Chan, Keng Seng (PETRONAS) | Masoudi, Rahim (PETRONAS) | Othman, Mohamad (PETRONAS)



Current offshore marginal field development and mature field re-development in Malaysia consistently encountered high development cost and low recovery or incremental recovery.  Wells are being drilled and completed at a typical cost of 10 to 35 MM$ per well while the estimated ultimate recovery (EUR) per well is as low as < 0.5 MM Bbl.  The corresponding well development cost (WDC) can be higher than 20 to 70 $/Bbl.  This high WDC cost, and accordingly high UDC (including surface facilities) and UTC (including operation) cost can significantly deteriorate the commercial development feasibility of our resources. 

In this paper, correlations between EUR and NPV in several key field development projects were first presented to illustrate the art of balancing cost and value on increasing the EUR per well and reducing well cost in various stages of the IOR and EOR projects.  A simple chart of “Cost vs. Value” was used to determine the commercial feasibility of well construction and field development plan.  This paper also entails discussions on changing the way we do for well placement and reservoir contact well path design to optimize reservoir drainage and to reduce well counts.
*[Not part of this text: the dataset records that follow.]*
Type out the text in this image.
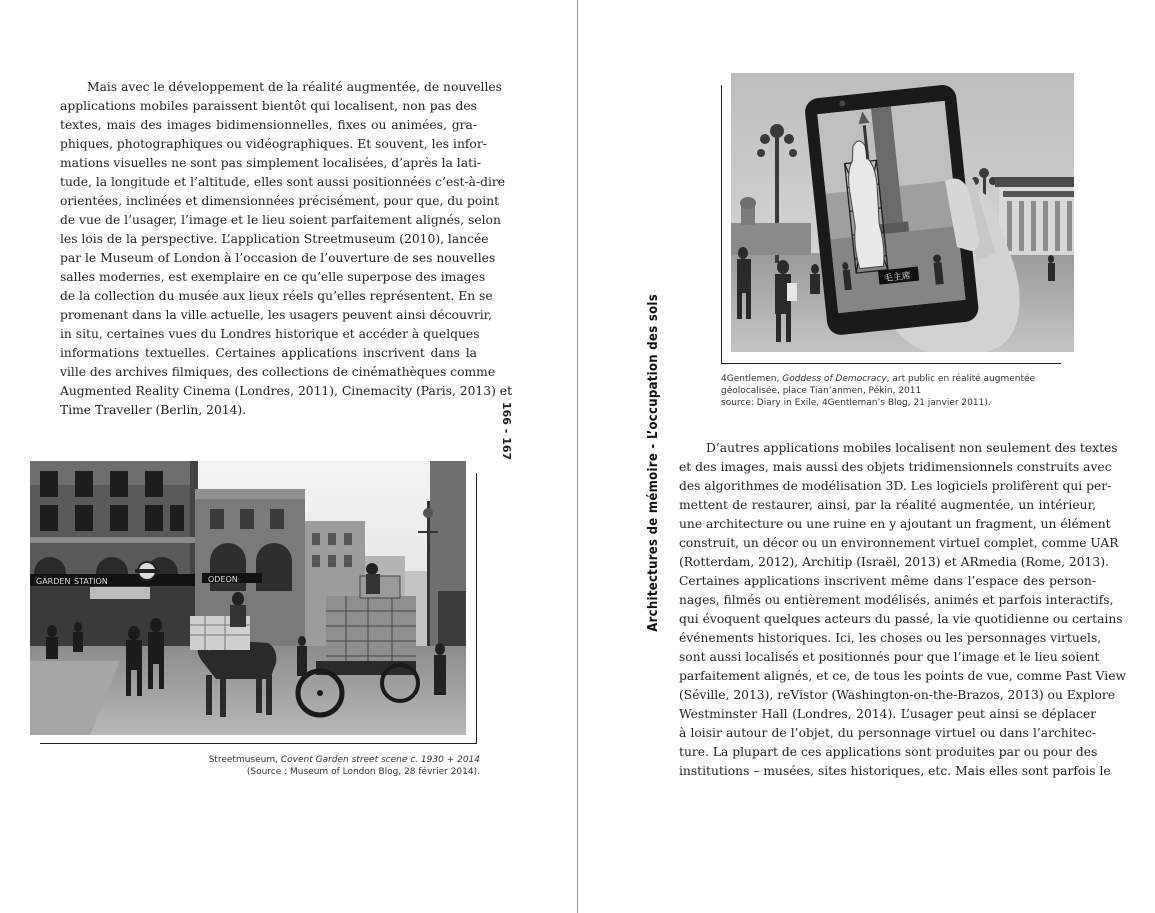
Mais avec le développement de la réalité augmentée, de nouvelles
applications mobiles paraissent bientôt qui localisent, non pas des
textes, mais des images bidimensionnelles, fixes ou animées, gra-
phiques, photographiques ou vidéographiques. Et souvent, les infor-
mations visuelles ne sont pas simplement localisées, d’après la lati-
tude, la longitude et l’altitude, elles sont aussi positionnées c’est-à-dire
orientées, inclinées et dimensionnées précisément, pour que, du point
de vue de l’usager, l’image et le lieu soient parfaitement alignés, selon
les lois de la perspective. L’application Streetmuseum (2010), lancée
par le Museum of London à l’occasion de l’ouverture de ses nouvelles
salles modernes, est exemplaire en ce qu’elle superpose des images
de la collection du musée aux lieux réels qu’elles représentent. En se
promenant dans la ville actuelle, les usagers peuvent ainsi découvrir,
in situ, certaines vues du Londres historique et accéder à quelques
informations textuelles. Certaines applications inscrivent dans la
ville des archives filmiques, des collections de cinémathèques comme
Augmented Reality Cinema (Londres, 2011), Cinemacity (Paris, 2013) et
Time Traveller (Berlin, 2014).
GARDEN STATION	ODEON

Streetmuseum, Covent Garden street scene c. 1930 + 2014

(Source : Museum of London Blog, 28 février 2014).

166 - 167	Architectures de mémoire - L’occupation des sols
毛主席

4Gentlemen, Goddess of Democracy, art public en réalité augmentée

géolocalisée, place Tian’anmen, Pékin, 2011

source: Diary in Exile, 4Gentleman’s Blog, 21 janvier 2011).

D’autres applications mobiles localisent non seulement des textes
et des images, mais aussi des objets tridimensionnels construits avec
des algorithmes de modélisation 3D. Les logiciels prolifèrent qui per-
mettent de restaurer, ainsi, par la réalité augmentée, un intérieur,
une architecture ou une ruine en y ajoutant un fragment, un élément
construit, un décor ou un environnement virtuel complet, comme UAR
(Rotterdam, 2012), Architip (Israël, 2013) et ARmedia (Rome, 2013).
Certaines applications inscrivent même dans l’espace des person-
nages, filmés ou entièrement modélisés, animés et parfois interactifs,
qui évoquent quelques acteurs du passé, la vie quotidienne ou certains
événements historiques. Ici, les choses ou les personnages virtuels,
sont aussi localisés et positionnés pour que l’image et le lieu soient
parfaitement alignés, et ce, de tous les points de vue, comme Past View
(Séville, 2013), reVistor (Washington-on-the-Brazos, 2013) ou Explore
Westminster Hall (Londres, 2014). L’usager peut ainsi se déplacer
à loisir autour de l’objet, du personnage virtuel ou dans l’architec-
ture. La plupart de ces applications sont produites par ou pour des
institutions – musées, sites historiques, etc. Mais elles sont parfois le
Then it proceeds on discussion of changing well architecture and completion design using new and advanced technical approach, methodology, and technology for optimizing down-hole flow control and sand production control, in the quest for increasing well productivity and EUR per well.

dditional examples of marginal field development, brown field redevelopment, and EOR project development were further used as exhibits to illustrate the importance of balancing the cost and value in field development planning and implementation. 


Development or redevelopment of a field involves the determination of subsurface reservoir drainage potential, the construction of a production system for life-cycle production and operation, and the implementation of a fluid and power processing, transportation and delivery system (cable, pipeline, FPSO and tankers).  The value is solely estimated based on subsurface reservoir drainage and sequential reservoir depletion plan either by reservoir model simulations or by analytical methods.  The cost is incurred by the construction of wells with optimized completions, capable of handling life-cycle oil, gas, water and sand production, by the construction and continuous modification of the surface support and fluid transportation facilities.  Figure 1 illustrated this integration on value and cost.  Well construction is the key link bridging the subsurface potential and commercial feasibility of the field development.   

Well value can certainly be optimized by well design increasing reservoir fluid contact, improving fluid displacement, maintaining or minimizing reservoir pressure decline.  This entails the determination of the optimum reservoir drainage and injection points (Ref. 1), selection of the well type (Ref. 2), optimization of well reservoir multiple contact trajectory design (Ref. 3), optimization of smart (Ref. 4), sand control (Ref. 5), and artificial lift completion (Ref. 6). 

Well cost can also be optimized by first minimizing the well counts (Ref. 7), further simplifying the well completion (Ref. 8), modifying the drilling trajectory (Ref. 9), optimizing drilling schedule and offline operation to minimize the rig days (Ref. 10).